Harriet Beecher Stowe was born on June 14, 1811, the seventh child of the Reverend Lyman Beecher, one of New England's most eloquent ministers, and the former Roxanna Foote of Guilford, Connecticut. Harriet spent her childhood in a parsonage crowded with the other Beecher siblings and the students from Miss Pierce's school who boarded at the vicarage. Harriet left Litchfield in the autumn of 1824 to attend the Hartford Female Seminary, newly formed by her oldest sister, Catharine Beecher. By 1829 Harriet was a full-time teacher of composition and rhetoric in Catharine's flourishing school. Harriet took her first step in her literary career with the writing of "Primary Geography for Children" in 1833. Initially, Catharine, much better known as an educator, was given as its sole author. Only after several successful printings was Harriet indicated as a co-author, although evidence indicates that she wrote much of the text. There soon followed such stories as "A New England Sketch" (1834), "Uncle Tim" (1834) and in 1843, a collection of fifteen stories, "The Mayflower; or, Sketches of Scenes and Characters Among the Descendants of the Pilgrims."

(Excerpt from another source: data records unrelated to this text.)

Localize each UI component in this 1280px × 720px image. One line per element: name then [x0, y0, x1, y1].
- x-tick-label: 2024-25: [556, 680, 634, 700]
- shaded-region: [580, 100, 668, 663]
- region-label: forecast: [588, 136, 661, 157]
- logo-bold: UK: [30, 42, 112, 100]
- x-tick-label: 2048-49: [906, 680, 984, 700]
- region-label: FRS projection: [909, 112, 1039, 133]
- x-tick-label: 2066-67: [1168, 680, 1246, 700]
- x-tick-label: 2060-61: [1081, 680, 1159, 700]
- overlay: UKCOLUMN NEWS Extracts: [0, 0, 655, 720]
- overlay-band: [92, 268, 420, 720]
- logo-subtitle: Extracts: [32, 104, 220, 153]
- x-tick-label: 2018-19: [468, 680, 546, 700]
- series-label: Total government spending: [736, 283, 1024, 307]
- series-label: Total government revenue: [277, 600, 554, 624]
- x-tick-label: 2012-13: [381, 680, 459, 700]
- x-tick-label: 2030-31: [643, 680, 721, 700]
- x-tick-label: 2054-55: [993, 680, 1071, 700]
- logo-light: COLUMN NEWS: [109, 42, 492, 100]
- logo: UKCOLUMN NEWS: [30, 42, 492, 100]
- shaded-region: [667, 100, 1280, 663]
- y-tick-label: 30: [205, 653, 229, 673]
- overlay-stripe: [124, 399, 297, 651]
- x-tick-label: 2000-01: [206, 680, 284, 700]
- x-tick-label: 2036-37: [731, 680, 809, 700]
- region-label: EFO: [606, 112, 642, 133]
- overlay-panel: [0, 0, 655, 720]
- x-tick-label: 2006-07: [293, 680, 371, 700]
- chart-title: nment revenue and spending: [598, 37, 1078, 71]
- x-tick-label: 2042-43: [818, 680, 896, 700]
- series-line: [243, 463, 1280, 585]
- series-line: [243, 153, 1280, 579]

While she drew upon her remarkable memory of childhood incidents and people for her early writings, Harriet's experiences in Cincinnati, Ohio, where she was teaching with her sister, also influenced her. Cincinnati was one of the starting points of the Underground Railway. The abolitionist James G. Birney published his newspaper there, and a short distance from the city, in the small town of Ripley, on the Ohio River, the Reverend John Rankin had been helping fugitive slaves from across the river in Kentucky since 1825. It was Rankin's account of a Negro woman named Eliza, who braved the thawing ice of the Ohio River in her escape, that provided Harriet with the character of Eliza in "Uncle Tom's Cabin."
In 1836 Harriet married Calvin Stowe, a distinguished scholar and member of the Lane Seminary faculty. His first wife, Eliza Tyler, had been Harriet's close friend. Eliza died of cholera in 1834. Throughout their marriage, Harriet managed both the household and the children. She felt compelled to bolster their meager budget with earnings from writing.
The first installment of "Uncle Tom's Cabin" appeared on June 5, 1851, in the National Era. Harriet had arranged with John P. Jewett of Boston, Massachusetts, to publish the novel in book form. It appeared on March 20, 1852. Cautious Calvin advised his wife against the contract with Jewett; it would have given her fifty percent of the profits but included a financial obligation to defray half the expense of manufacturing the book if it did not sell. She settled for a straight ten percent of the profits. The first five thousand copies of the book sold out in two days. She received nothing for the incredible number of plays and translations published in more than 20 languages. The book sold more than 3 million copies during her lifetime.
"Uncle Tom's Cabin" eclipsed the efforts of the abolitionists with whom Harriet had never publicly allied herself, despite their claims after the novel's success. The emotions aroused and the opinions influenced by "Uncle Tom's Cabin" were major factors in the nomination and election of Abraham Lincoln eight years later.
Harriet's published writings span fifty years, from "Primary Geography for Children," published in 1833, to her last book, "Our Famous Women," issued in 1883. She was the author of over thirty books and numerous essays and articles.